Terror, wonder and the Lao Gothic?


Prospect Magazine had an article recently on Terror and the Wonder: The Gothic Imagination addressing the recent exhibition at the British Library. This in part reminded me of my disappointment in not having something to turn in to Innsmouth Free Press some time ago for their gothic anthology, and part of a larger set of questions I'd been wondering regarding the composition of a Lao or Lao American Gothic.

In a brief nutshell, the formal Gothic genre is at the moment mostly horror, fiction that incorporates tropes and elements of Romanticism. It's primarily connected to the 19th century and includes the work of Edgar Allan Poe, Mary Shelly's Frankenstein, and in some surveys, Bram Stoker's Dracula. The stories are often set in abstracted medieval trappings, particularly castles with moody, atmospheric descriptions.
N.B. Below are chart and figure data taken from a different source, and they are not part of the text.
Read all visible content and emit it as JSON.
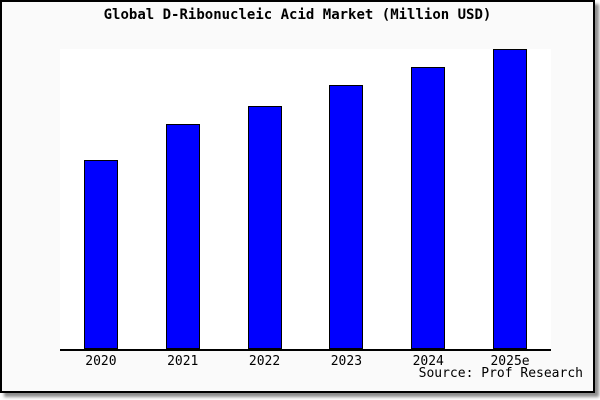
{
  "chart": {
    "bar_color": "#0000ff",
    "bar_outline_color": "#000000",
    "axis_color": "#000000",
    "frame_border_color": "#000000",
    "figure_background": "#fafafa",
    "plot_background": "#ffffff",
    "text_color": "#000000"
  },
  "chart_data": {
    "type": "bar",
    "title": "Global D-Ribonucleic Acid Market (Million USD)",
    "categories": [
      "2020",
      "2021",
      "2022",
      "2023",
      "2024",
      "2025e"
    ],
    "values": [
      63,
      75,
      81,
      88,
      94,
      100
    ],
    "xlabel": "",
    "ylabel": "",
    "ylim": [
      0,
      100
    ],
    "y_axis_labels_visible": false,
    "grid": false,
    "legend": false,
    "annotations": [
      "Source: Prof Research"
    ]
  }
}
Its modern iterations include Southern Gothic and Steampunk Gothic, among other forms. The Shining and The Wicker Man are also often included in discussions of the genre. And of course, the famous painting American Gothic by Grant Wood with all of its imitators and homages.


There's a lot to take away from David Anderson's summation of the exhibit that could be of inspiration to Lao writers. There are certainly more than enough legends that abound to fuel the sense of the brooding dark, the lost heritage entangled among the jungle vines and swamps of the old country, crumbling, mouldering colonial estates, etc.
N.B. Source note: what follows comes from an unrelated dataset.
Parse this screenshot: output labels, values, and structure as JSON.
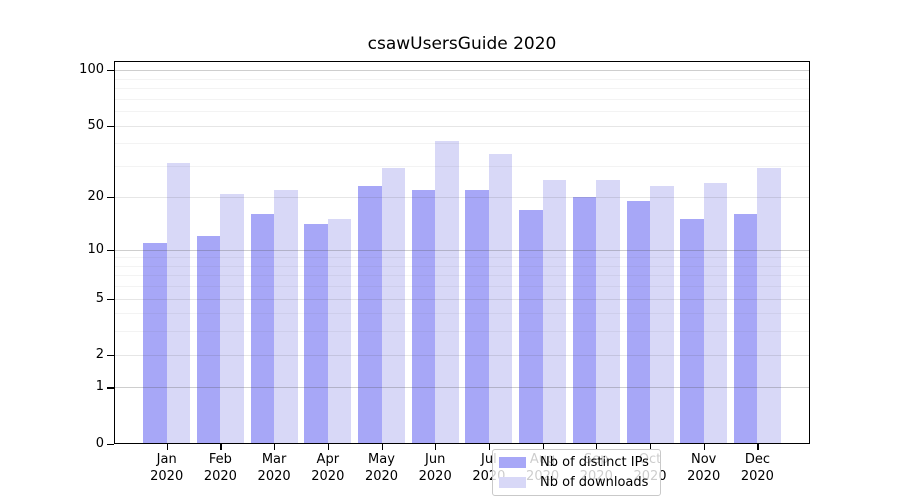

If we look at the Gothic's ties to Romanticism, we understand that a focus was the sense of authentically experience emotions such as horror and awe while confronting the ancient and the primeval. It was enchanted with the folk arts, medievalism and ancient rites, but also was enamored with spontaneity. In general, it was an aesthetic response to the mechanization and industrialization of society and growth of urban culture. These are things that we can certainly see brought forward in Lao art and literature.

We don't have many examples of Lao art at the present that are really singing the praises of the ban nok lifestyle, getting back to nature and so on. The drive is for modernization and sophistication. We do see significant examples of Lao artists pining wistfully for the old days of the Royal Lao Family or at least, an abstracted idea of Laos as a unified kingdom.


If we take our hint for Lao Gothic from the ways Southern Gothic developed, it would mean developing eccentric characters grappling with a variety of flaws and Lao folk magic, superstition or shamanism. There are plenty of decayed or decrepit settings that have been abandoned that could set the stage.  The Southern Gothic is often focused on sordid poverty and crime, alienation, and what hardscrabble folks do to try and get out of that, even resorting to the sinister and underhanded. We might look to Thavisouk Phrasavath's Nerakhoon for a good model of how that works.

With the vast majority of Lao palm leaf manuscripts and other texts crumbling away, and with it, much of our scant history, and questions of unreliable historians and hagiographers as it is, the Lao literary scene could certainly be open to a gothic treatment. I would hope that writers refrain from casting the Lao hill tribes and other ethnicities in cliched, stereotypical roles that unduly romanticize, villainize or infantilize them, which is absolutely a significant risk in the genre.

But what else might we look for or expect from excellent examples of the Lao Gothic? And what might be the implications for Southeast Asian Gothic as a genre, by extension?